A tax pooling intermediary holds a large pool of tax credits on deposit with IRD. These credits represent tax paid by taxpayers who overpaid their provisional tax and are willing to sell their surplus to those who underpaid. When a business realises it has a provisional tax shortfall, instead of paying the IRD underpayment rate on the deficit, it purchases credits from the pool. The intermediary transfers those credits to the taxpayer’s IRD account, dated as at the original instalment due date, as if the tax had been paid on time. The business pays the intermediary at the lower pooling rate rather than the IRD rate.

The rate gap between IRD and the pool

The IRD underpayment rate as at 2025 is 8.35% per annum. Tax pooling intermediaries typically charge 3 to 5%, meaning the saving is usually between 3 and 5 percentage points per annum on the shortfall. For a $20,000 shortfall over 90 days, the IRD cost is roughly $413 and a 4% pooling rate costs about $197, saving around $216. For larger shortfalls or longer periods, the saving can be substantial, particularly for seasonal businesses with volatile income where provisional tax estimates frequently miss the mark.

When pooling is not worth it

Tax pooling involves a transaction fee with the intermediary on top of the interest cost. For very small shortfalls or very short periods, the transaction fee may exceed the interest saving. Most pooling intermediaries have a minimum transaction, so it is not viable for minor underpayments. It is also worth noting that the safe harbour rules exempt certain provisional taxpayers from UOMI entirely, for example those using the standard uplift method with a prior year residual income tax under $60,000. If you are in safe harbour, pooling is unnecessary because no IRD interest applies.

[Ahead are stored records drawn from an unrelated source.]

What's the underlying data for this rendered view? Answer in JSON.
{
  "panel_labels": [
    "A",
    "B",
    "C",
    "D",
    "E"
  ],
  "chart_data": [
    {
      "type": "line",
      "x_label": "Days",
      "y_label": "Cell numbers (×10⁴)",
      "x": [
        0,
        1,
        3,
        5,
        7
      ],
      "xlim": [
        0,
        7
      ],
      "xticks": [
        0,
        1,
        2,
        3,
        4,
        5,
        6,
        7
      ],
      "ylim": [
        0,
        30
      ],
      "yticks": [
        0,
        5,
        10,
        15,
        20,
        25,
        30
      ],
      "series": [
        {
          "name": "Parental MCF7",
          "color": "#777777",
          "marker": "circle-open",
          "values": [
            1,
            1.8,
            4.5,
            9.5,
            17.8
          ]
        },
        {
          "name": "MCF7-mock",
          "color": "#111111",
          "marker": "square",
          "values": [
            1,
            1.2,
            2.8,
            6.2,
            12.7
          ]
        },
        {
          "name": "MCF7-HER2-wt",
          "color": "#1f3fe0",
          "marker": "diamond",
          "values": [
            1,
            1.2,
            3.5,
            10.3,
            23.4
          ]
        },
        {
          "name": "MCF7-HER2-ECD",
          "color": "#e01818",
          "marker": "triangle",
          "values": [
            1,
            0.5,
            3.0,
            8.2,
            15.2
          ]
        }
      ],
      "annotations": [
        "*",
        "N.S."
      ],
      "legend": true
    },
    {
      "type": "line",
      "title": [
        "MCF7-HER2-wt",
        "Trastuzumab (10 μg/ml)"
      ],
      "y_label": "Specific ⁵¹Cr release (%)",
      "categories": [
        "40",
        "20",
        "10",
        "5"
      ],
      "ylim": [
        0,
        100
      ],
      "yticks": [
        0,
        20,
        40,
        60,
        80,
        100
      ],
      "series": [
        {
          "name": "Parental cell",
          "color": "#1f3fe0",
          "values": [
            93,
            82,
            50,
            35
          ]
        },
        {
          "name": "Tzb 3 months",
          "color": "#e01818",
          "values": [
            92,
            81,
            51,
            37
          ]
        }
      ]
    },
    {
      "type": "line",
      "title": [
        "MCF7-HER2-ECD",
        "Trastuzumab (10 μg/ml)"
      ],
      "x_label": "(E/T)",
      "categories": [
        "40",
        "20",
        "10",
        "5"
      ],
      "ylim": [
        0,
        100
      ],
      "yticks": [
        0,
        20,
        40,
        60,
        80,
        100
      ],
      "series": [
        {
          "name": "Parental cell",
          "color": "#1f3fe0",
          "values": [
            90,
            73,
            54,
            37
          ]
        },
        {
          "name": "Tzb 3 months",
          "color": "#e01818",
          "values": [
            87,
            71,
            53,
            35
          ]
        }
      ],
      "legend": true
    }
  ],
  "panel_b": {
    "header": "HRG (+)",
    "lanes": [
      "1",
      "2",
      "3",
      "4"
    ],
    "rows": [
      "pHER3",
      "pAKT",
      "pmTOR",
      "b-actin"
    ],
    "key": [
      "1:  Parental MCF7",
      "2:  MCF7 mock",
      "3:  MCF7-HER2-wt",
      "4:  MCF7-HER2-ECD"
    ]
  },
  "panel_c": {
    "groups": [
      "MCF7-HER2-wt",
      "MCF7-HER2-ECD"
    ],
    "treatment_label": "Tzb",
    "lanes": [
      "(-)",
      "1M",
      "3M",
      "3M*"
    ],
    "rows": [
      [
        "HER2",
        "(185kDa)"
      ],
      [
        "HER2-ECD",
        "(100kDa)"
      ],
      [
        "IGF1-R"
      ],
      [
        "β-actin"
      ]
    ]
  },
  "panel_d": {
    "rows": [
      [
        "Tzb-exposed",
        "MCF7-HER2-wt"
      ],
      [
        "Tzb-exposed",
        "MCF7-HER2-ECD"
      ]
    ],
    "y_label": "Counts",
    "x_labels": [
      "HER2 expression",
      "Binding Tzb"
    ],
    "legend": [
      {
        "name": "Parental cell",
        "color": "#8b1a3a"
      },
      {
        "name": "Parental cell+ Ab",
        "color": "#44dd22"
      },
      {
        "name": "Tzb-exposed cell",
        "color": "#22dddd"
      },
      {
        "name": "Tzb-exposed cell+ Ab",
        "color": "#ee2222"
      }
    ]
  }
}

Frequently asked questions

What is tax pooling?
Tax pooling lets provisional taxpayers buy tax credits from a pooling intermediary that holds them on deposit with IRD. If a business underpaid provisional tax, instead of paying IRD underpayment interest at the published use-of-money interest rate, the taxpayer buys credits from the pool at a lower commercial rate. The intermediary transfers credits directly to IRD on the taxpayer behalf, as if the tax had been paid on time.
What is the IRD underpayment interest rate?
IRD charges use-of-money interest (UOMI) on underpaid provisional tax at a rate that changes periodically. As of 2025, the underpayment rate is 8.35% per annum. Tax pooling intermediaries typically offer credits at 3 to 5 percent, producing a meaningful saving when the provisional tax shortfall is large or the underpayment period is long.
Who uses tax pooling?
Tax pooling is primarily used by businesses on provisional tax who have had a better year than expected and underpaid their instalments. It is also used to manage timing risk when income is uncertain, or to spread the cost of a provisional tax shortfall at a lower rate. Most large accountancy firms in New Zealand have relationships with tax pooling intermediaries such as Tax Traders or TMNZ.
How long can I use tax pooling?
Tax pooling credits can be purchased for any date within the 75 days after a tax instalment due date or within 60 days of a terminal tax due date. The credits are backdated to the original due date, so the interest saving runs from that date. Credits cannot be purchased to cover underpayments outside these windows, after which UOMI at the IRD rate applies without remedy.